In the age of COVID-19 day after day, we are subjected to visions of the human population fleeing from community. Many of my friends have asked - "how did you in New Zealand avoid the worst of COVID-19?" There is a temptation to reach for the easy answer that most of the world seems to have accepted. "We avoided the worse because we had excellent leadership in the form of our Prime Minister - Jacinda Ardern." Although this answer has superficial correctness, it does not provide a true understanding of New Zealand's success.

A recent article by the BBC goes some way to explaining New Zealand's success in more detail yet it still falls short of a deeper understanding.

The BBC article points out that New Zealand is a country "driven by notions of equality, fairness and honesty." Making the point that “In 1948, New Zealand’s first professor of political science, Leslie Lipson, wrote that if New Zealanders chose to erect a statue like the Statue of Liberty, embodying the nation’s political outlook, it would probably be a Statue of Equality,” he writes. “This reflected New Zealanders’ view that equality (rather than freedom) was the most important political value and the most compelling goal for the society to strive for and protect.”

As a modern-day New Zealander, I can concur that equality is a value that we prioritise - yet it is not the only value nor the most important value that helped us successfully battle COVID-19. New Zealand's battle against COVID-19 was largely won because of our sense of community and the value we place upon caring for our communities. When New Zealanders were told that tens of thousands could die unless we shut down our economy and isolated ourselves - the response was a near-unanimous "let's do this". Yes: we have lost jobs, we have lost income, we have had to separate ourselves from family and friends, we have surrendered our freedom of movement, we have suffered numerous hardships. We did all of this because our community is more important than the individual. The New Zealand population has suffered more economic pain from COVID-19 than other G7 nations "with 42 percent of those surveyed reporting impacted income. That compares to 29 per cent across the other G7 nations". And yet depending on which poll you choose to look at 88-92% of New Zealanders agree with the government actions. (statistics from

As a nation, New Zealand has prioritised the lives of its citizens over individual freedoms and economic success. Yes- we have had good leadership from both sides of politics. More importantly, we have reacted as a community and not as individuals. We have been prepared to make individual sacrifices for the good of the community. This response to COVID-19 is not communism as some more radical opponents have tried to label it. This response is simply that of a society that cares for one another.
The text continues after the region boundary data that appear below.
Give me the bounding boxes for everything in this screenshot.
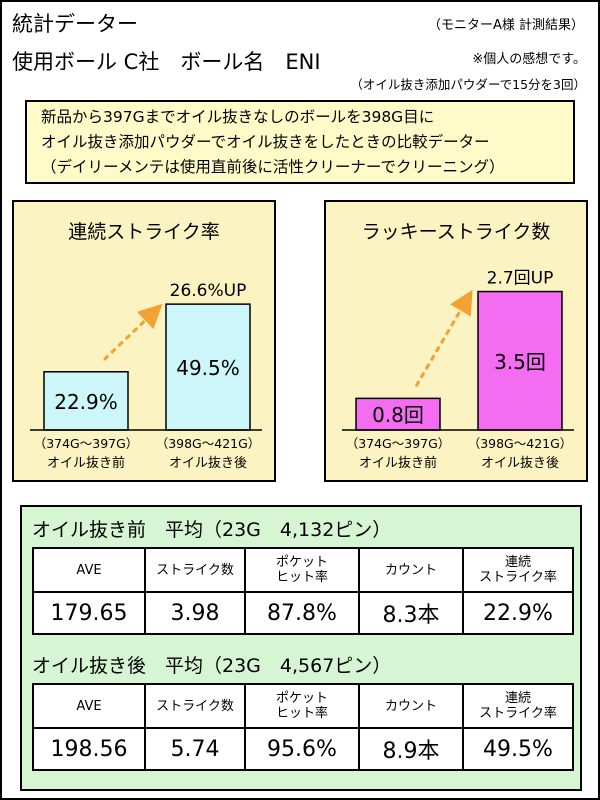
disclaimer-note: ※個人の感想です。 (472, 52, 586, 67)
category-label: （374G～397G） (34, 436, 139, 451)
header-cell: ポケット ヒット率 (244, 547, 360, 593)
category-sublabel: オイル抜き後 (169, 455, 247, 471)
summary-panel: オイル抜き前 平均（23G 4,132ピン） AVE ストライク数 ポケット ヒ… (20, 505, 582, 791)
value-cell: 87.8% (244, 591, 360, 635)
info-line: オイル抜き添加パウダーでオイル抜きをしたときの比較データー (41, 133, 490, 151)
method-note: （オイル抜き添加パウダーで15分を3回） (350, 77, 586, 92)
header-cell: AVE (32, 547, 146, 593)
header-cell: ストライク数 (144, 547, 246, 593)
header-cell: 連続 ストライク率 (462, 683, 574, 729)
category-label: （374G～397G） (346, 436, 451, 451)
increase-arrow (414, 289, 473, 388)
category-sublabel: オイル抜き前 (359, 455, 437, 471)
category-sublabel: オイル抜き後 (481, 455, 559, 471)
header-cell: AVE (32, 683, 146, 729)
info-line: 新品から397Gまでオイル抜きなしのボールを398G目に (41, 108, 435, 126)
bar (43, 371, 129, 431)
before-summary-title: オイル抜き前 平均（23G 4,132ピン） (32, 519, 392, 541)
ball-subtitle: 使用ボール C社 ボール名 ENI (12, 50, 321, 74)
increase-arrow (102, 303, 163, 361)
info-box: 新品から397Gまでオイル抜きなしのボールを398G目に オイル抜き添加パウダー… (25, 100, 575, 184)
bar (477, 290, 563, 431)
value-cell: 5.74 (144, 727, 246, 771)
header-cell: ポケット ヒット率 (244, 683, 360, 729)
header-cell: ストライク数 (144, 683, 246, 729)
value-cell: 8.9本 (358, 727, 464, 771)
value-cell: 49.5% (462, 727, 574, 771)
value-cell: 22.9% (462, 591, 574, 635)
category-label: （398G～421G） (156, 436, 261, 451)
increase-annotation: 26.6%UP (170, 281, 247, 301)
category-label: （398G～421G） (468, 436, 573, 451)
after-summary-title: オイル抜き後 平均（23G 4,567ピン） (32, 655, 392, 677)
page-title: 統計データー (12, 12, 138, 36)
table-value-row: 179.65 3.98 87.8% 8.3本 22.9% (32, 591, 574, 635)
header-cell: カウント (358, 683, 464, 729)
category-sublabel: オイル抜き前 (47, 455, 125, 471)
after-stats-table: AVE ストライク数 ポケット ヒット率 カウント 連続 ストライク率 198.… (32, 683, 574, 771)
strike-rate-chart: 連続ストライク率 22.9% （374G～397G） オイル抜き前 49.5% （398G… (30, 221, 262, 471)
bar-value-label: 3.5回 (494, 350, 546, 374)
chart-title: 連続ストライク率 (68, 221, 220, 243)
value-cell: 3.98 (144, 591, 246, 635)
bar-value-label: 49.5% (176, 356, 240, 380)
bar (165, 303, 251, 431)
info-line: （デイリーメンテは使用直前後に活性クリーナーでクリーニング） (41, 158, 505, 176)
chart-title: ラッキーストライク数 (362, 221, 551, 243)
table-value-row: 198.56 5.74 95.6% 8.9本 49.5% (32, 727, 574, 771)
value-cell: 95.6% (244, 727, 360, 771)
chart-panel-strike-rate: 連続ストライク率 22.9% （374G～397G） オイル抜き前 49.5% （398G… (12, 200, 276, 482)
header-cell: 連続 ストライク率 (462, 547, 574, 593)
chart-panel-lucky-strikes: ラッキーストライク数 0.8回 （374G～397G） オイル抜き前 3.5回 （398G… (324, 200, 588, 482)
value-cell: 8.3本 (358, 591, 464, 635)
before-stats-table: AVE ストライク数 ポケット ヒット率 カウント 連続 ストライク率 179.… (32, 547, 574, 635)
increase-annotation: 2.7回UP (487, 269, 554, 289)
value-cell: 198.56 (32, 727, 146, 771)
credit-note: （モニターA様 計測結果） (427, 18, 584, 33)
lucky-strike-chart: ラッキーストライク数 0.8回 （374G～397G） オイル抜き前 3.5回 （398G… (342, 221, 574, 471)
header-cell: カウント (358, 547, 464, 593)
table-header-row: AVE ストライク数 ポケット ヒット率 カウント 連続 ストライク率 (32, 683, 574, 729)
value-cell: 179.65 (32, 591, 146, 635)
bar-value-label: 22.9% (54, 390, 118, 414)
table-header-row: AVE ストライク数 ポケット ヒット率 カウント 連続 ストライク率 (32, 547, 574, 593)
bar-value-label: 0.8回 (372, 403, 424, 427)
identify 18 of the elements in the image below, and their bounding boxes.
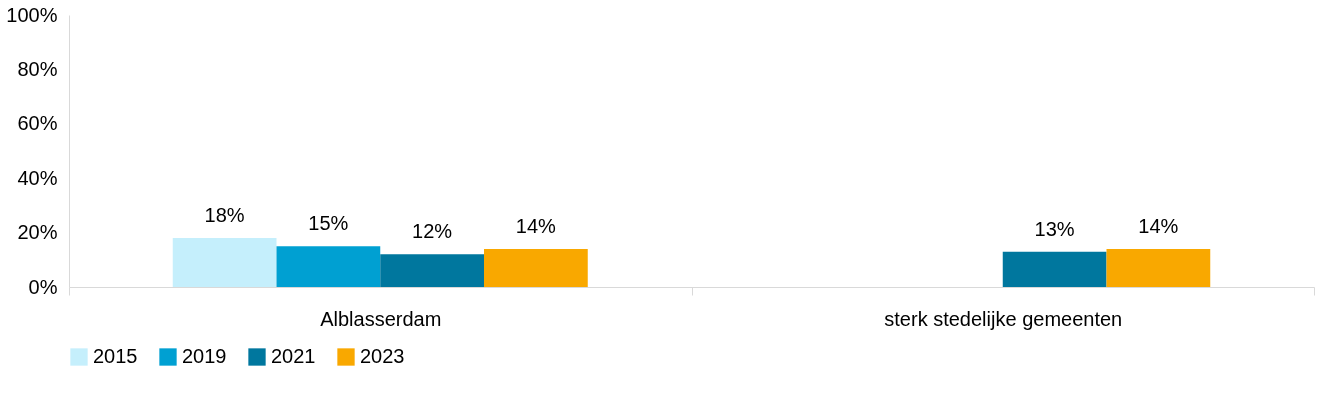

Whilst other nations continue to argue over individual liberties and the requirement to wear masks - they are in fact condemning their neighbours, their friends, and their citizens to unnecessary and pointless deaths. There are those who cry out for the wholesale reopening of their countries claiming that it is some natural right. Claiming that they need to come together in groups as if this is some kind of celebration of community. If you truly care about your communities then follow the science - reduce your contact as much as possible and stop the spread of this virus.

Drawing on my own background in theology I am reminded of Teilhard De Chardin and his views on Christian and human community. We are responsible for unifying the human community, and we must achieve this through spiritual resources, not through material resources, the greatest of these spiritual resources being love.

If we have learnt anything from New Zealand's success in battling COVID-19, it is that we should "Love one another".